Сложная система внутренних рифм, налаженная Корнеллом за годы исторических разысканий и походов по антикварным магазинчикам, могла без особого труда соединить что угодно и с чем угодно; в этом и состояла тайная радость его занятий. Он считал своими учителями Бодлера и Малларме; важная для обоих идея соответствий-correspondances
, пронизывающих мир сотнями тайных ходов, оборачивается у него своей полной противоположностью. В его руках вещи обнаруживают небывалое послушание — каждая из них, подумав, ложится на место, годится в дело: все они родня. У каждой, самой смиренной, есть шанс попасть под золотой свет увиденности; стружка, цветной песок и пробковые шарики проявляют свою царственную природу, более привычную для балерин и поэтов. Похоже, что сам факт будущего забвения и распада и делал для Корнелла бесценным любой объект. Любую новую работу он конструировал, как Ноев ковчег, предназначенный для спасательной миссии.* * *
Кто жил в России в 1970-х, тот может увидеть в коробках Корнелла что-то очень похожее на секретики,
страсть моего детства. Ничто в тогдашней, довольно невыразительной повседневности не объясняло появления этой игры. Строго говоря, от игры там и не было ничего, кроме правил. Секретики были не занятием, а тайной, которую полагалось делить только с близкими друзьями, и все, что с ними связывалось, совсем, ничем не было похоже на прочие наши занятия в школе или во дворе. Они были в прямом смысле андеграундом: их держали под землей, как клады или покойников. Где-нибудь в деревне, где к земле постоянно наклоняешься, чтобы положить в нее семя или вынуть еду, в этом не было бы ничего примечательного. Но мы были городские дети, запоминавшие дорогу домой по трещинам в асфальте, и особенных отношений с черной зернистой почвой, откуда весной высвобождались сирень и акация, не имели.Чтобы сделать секретик, надо было к земле припасть: выбрать место, выкопать ямку, оглядываясь и проверяя, не смотрят ли, заполнить ее драгоценным содержимым, накрыть куском вымытого стекла — и заново засыпать, заровнять, будто так и было. Как я сейчас понимаю, микроскопические покои, выстеленные фольгой и наполненные про запас всей красотой мира, очень напоминали древние погребальные камеры с их настенными росписями и набором вещей, заготовленных впрок — в расчете на посмертие. Для секретиков выбирались вещи сплошь особенные, каких мало было вокруг: золотая и серебряная бумага, перья, журнальные вырезки с фотографией актера или актрисы, драгоценные бусины или пуговицы, порой даже маленькие куколки-пупсы. Непременный слой стекла превращал тайник в витрину, только и ждавшую своего зрителя.
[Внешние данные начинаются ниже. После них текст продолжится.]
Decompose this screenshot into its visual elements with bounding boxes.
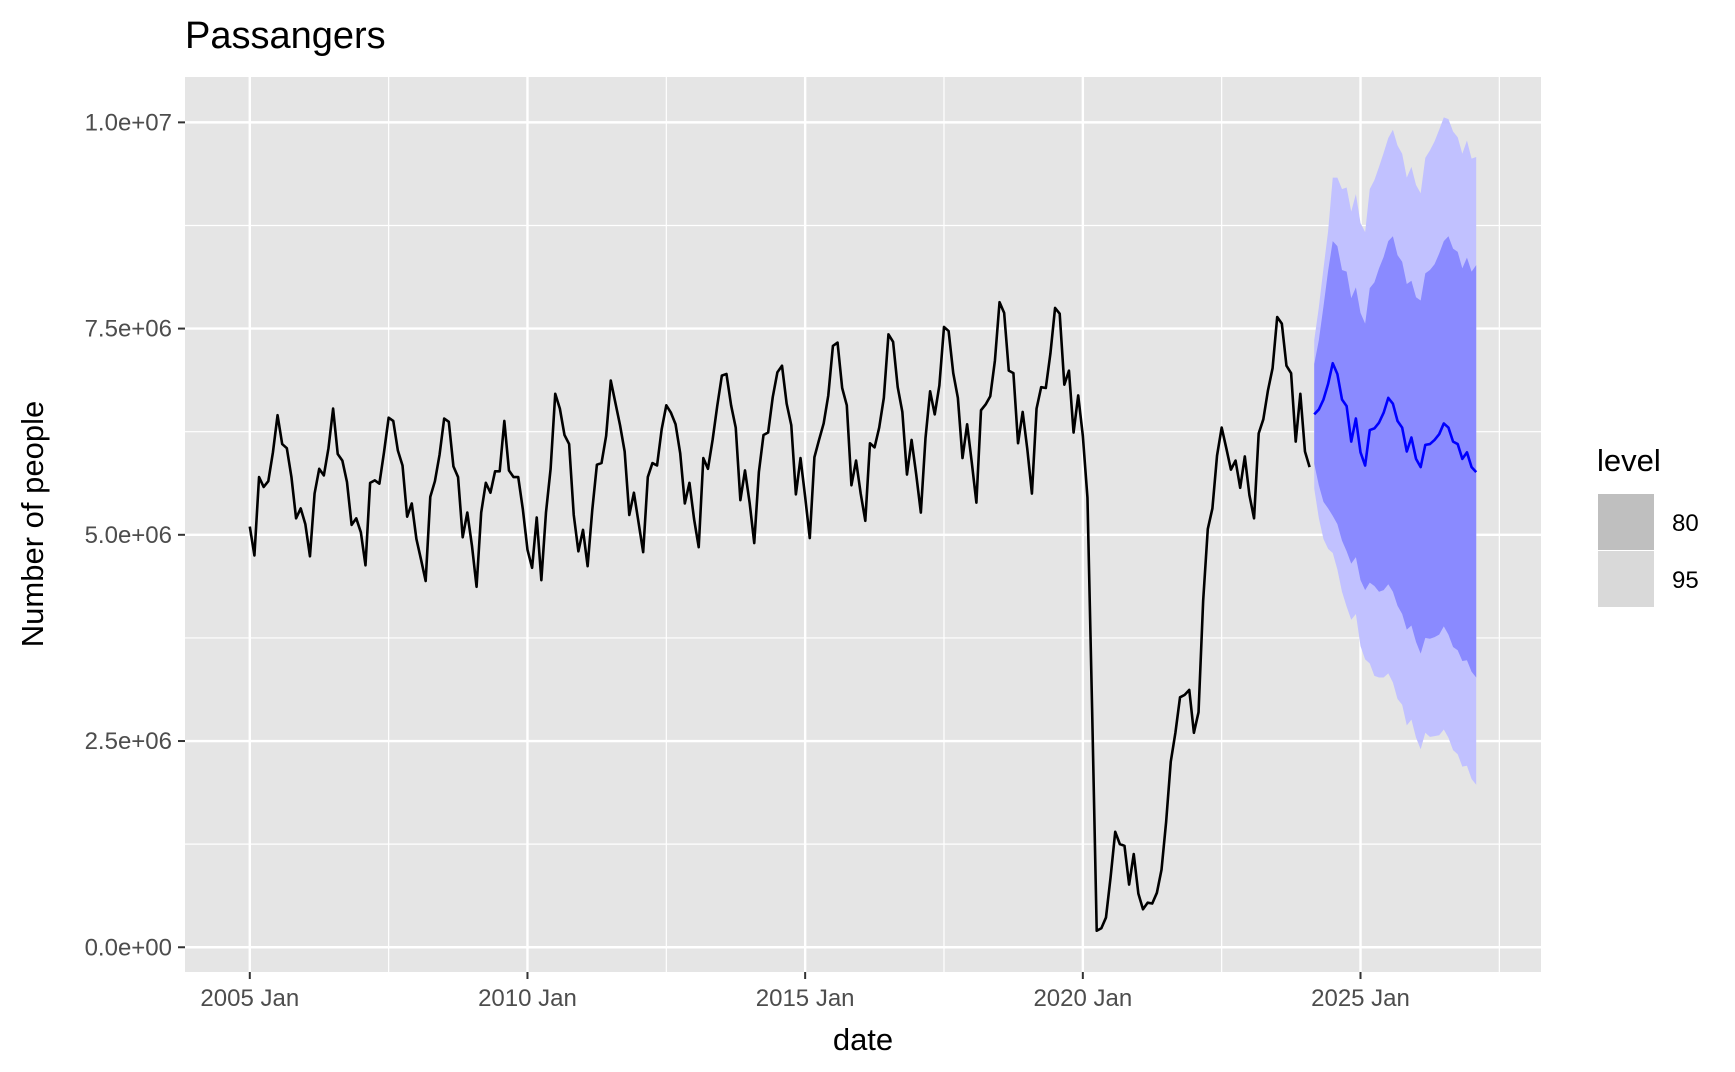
legend-label-95: 95: [1672, 567, 1699, 594]
x-tick-label: 2005 Jan: [200, 985, 299, 1012]
x-axis-title: date: [833, 1022, 893, 1057]
y-tick-label: 5.0e+06: [85, 522, 172, 549]
x-tick-label: 2025 Jan: [1311, 985, 1410, 1012]
y-tick-label: 0.0e+00: [85, 934, 172, 961]
y-axis: 0.0e+00 2.5e+06 5.0e+06 7.5e+06 1.0e+07: [85, 109, 185, 961]
legend-key-80: [1598, 494, 1654, 550]
x-tick-label: 2015 Jan: [756, 985, 855, 1012]
y-tick-label: 2.5e+06: [85, 728, 172, 755]
x-axis: 2005 Jan 2010 Jan 2015 Jan 2020 Jan 2025 Jan: [200, 972, 1410, 1012]
forecast-band-80: [1314, 236, 1477, 678]
legend: level 80 95: [1597, 443, 1699, 607]
observed-series-line: [248, 300, 1311, 933]
x-tick-label: 2020 Jan: [1033, 985, 1132, 1012]
x-tick-label: 2010 Jan: [478, 985, 577, 1012]
plot-panel: [185, 77, 1541, 972]
chart-title: Passangers: [185, 15, 386, 57]
y-tick-label: 1.0e+07: [85, 109, 172, 136]
forecast-series-line: [1313, 361, 1478, 474]
major-gridlines: [185, 77, 1541, 972]
y-axis-title: Number of people: [15, 401, 50, 647]
legend-key-95: [1598, 551, 1654, 607]
minor-gridlines: [185, 77, 1541, 972]
y-tick-label: 7.5e+06: [85, 316, 172, 343]
legend-label-80: 80: [1672, 510, 1699, 537]
legend-title: level: [1597, 443, 1661, 478]
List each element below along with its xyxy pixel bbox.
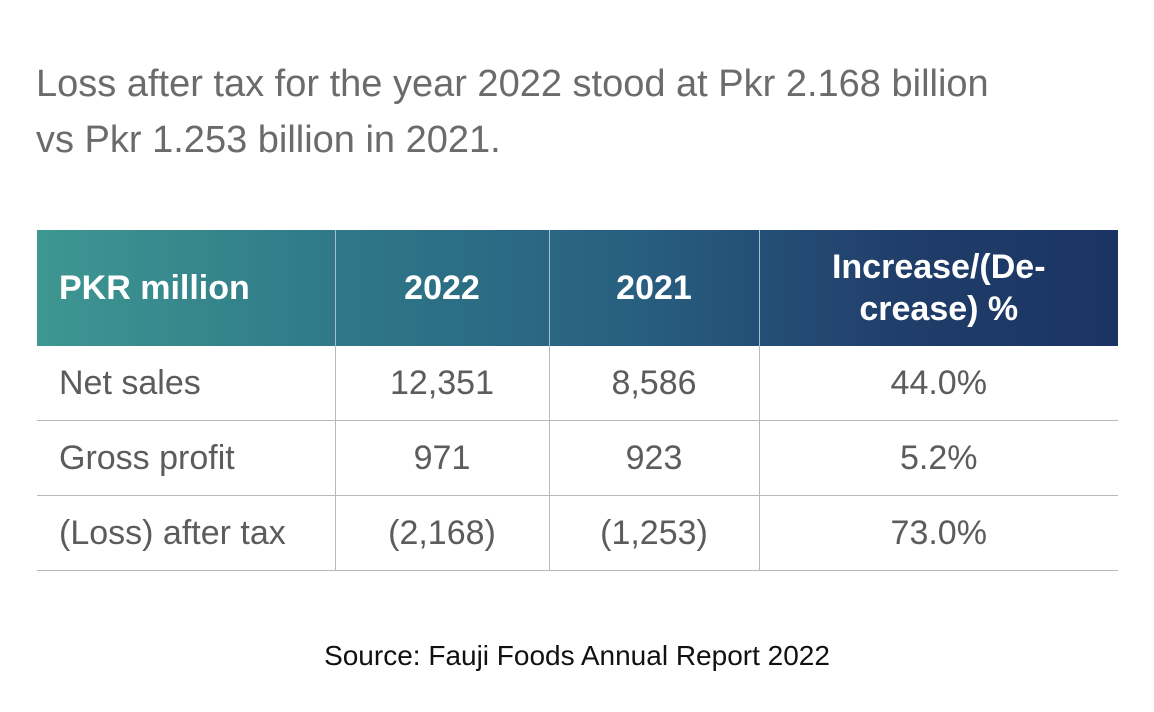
cell-value: 971: [334, 420, 549, 496]
financial-table: PKR million 2022 2021 Increase/(De-creas…: [37, 230, 1118, 571]
header-cell-2022: 2022: [334, 230, 549, 346]
table-row: Gross profit 971 923 5.2%: [37, 420, 1118, 496]
headline-line-1: Loss after tax for the year 2022 stood a…: [36, 63, 989, 105]
table-header-row: PKR million 2022 2021 Increase/(De-creas…: [37, 230, 1118, 346]
cell-value: 12,351: [334, 346, 549, 421]
row-label: Net sales: [37, 346, 335, 421]
cell-value: (2,168): [334, 495, 549, 571]
header-cell-2021: 2021: [548, 230, 759, 346]
row-label: Gross profit: [37, 420, 335, 496]
cell-value: 923: [548, 420, 759, 496]
cell-value: 5.2%: [758, 420, 1118, 496]
header-cell-unit: PKR million: [59, 269, 250, 307]
table-row: (Loss) after tax (2,168) (1,253) 73.0%: [37, 495, 1118, 571]
header-cell-change: Increase/(De-crease) %: [758, 230, 1118, 346]
cell-value: 8,586: [548, 346, 759, 421]
cell-value: 44.0%: [758, 346, 1118, 421]
headline-line-2: vs Pkr 1.253 billion in 2021.: [36, 119, 501, 161]
cell-value: 73.0%: [758, 495, 1118, 571]
headline: Loss after tax for the year 2022 stood a…: [36, 56, 1116, 168]
table-row: Net sales 12,351 8,586 44.0%: [37, 346, 1118, 421]
cell-value: (1,253): [548, 495, 759, 571]
source-note: Source: Fauji Foods Annual Report 2022: [324, 640, 830, 671]
row-label: (Loss) after tax: [37, 495, 335, 571]
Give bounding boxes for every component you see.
Как все спрятанные сокровища (Сезам, откройся), эти были ненадежными; с вещами, которые туда попадали, можно было заранее распрощаться. О твоей захоронке
знали немногие, две-три доверенные подруги, посвященные в тайну. Но в какой-то момент, через день или два, под заветным кустом ничего не оказывалось: секретики исчезали, словно их не было никогда. Их могли разорить мальчишки, хищно следившие за твоими перемещениями; их могли найти и перепрятать соперницы, ты сама могла забыть, где нужно копать (все опознавательные знаки оказывались ненадежными). Иногда думалось, что секретики, как подземные реки или золотые жилы, живут собственным умом: может, даже сами перебираются с места на место.На поверхности им, в общем, было нечего делать. Эстетическая система позднесоветской жизни — продуманная и в своем роде убедительная — держалась на неписаном регламенте, который так или иначе строился вокруг идеи understatement
’a, достойной и бодрой скромности, не мечтающей о карнавале. Допускались незначительные отступления от общего образца, шажки влево и вправо. Легко прощалась некоторая сентиментальность, легкий туманец нежности или грусти там, где дело касалось понятного, общего чувства: тоски по молодости, любви к детям, надежды на лучшее. Все уравнивающее/объединяющее можно было считать приемлемым — но другое дело эксцентрика, выделяющая из толпы кого-то одного, неизвестно зачем и за что. Любое проявление чрезмерности (даже сережки в ушах у школьницы) воспринималось как попытка вырваться на территорию недопустимой исключительности. Все такое вот — слишком яркое, с плюмажами и хвостами, в бенгальских огнях и шелковых чулках — оставалось за бортом. Хороший вкус был так-сяк допустим; но экзотика с ее красочной безвкусицей оказывалась противозаконной — угрожала общему равенству. Потому ли мне кажется, что секретики, где только чрезмерное и было, где конденсировалась бурлескная, недопустимая красота, хрустальные бусины, вырезные бумажные розы, становились для нас чем-то вроде политического убежища — переходом государственных и прочих границ.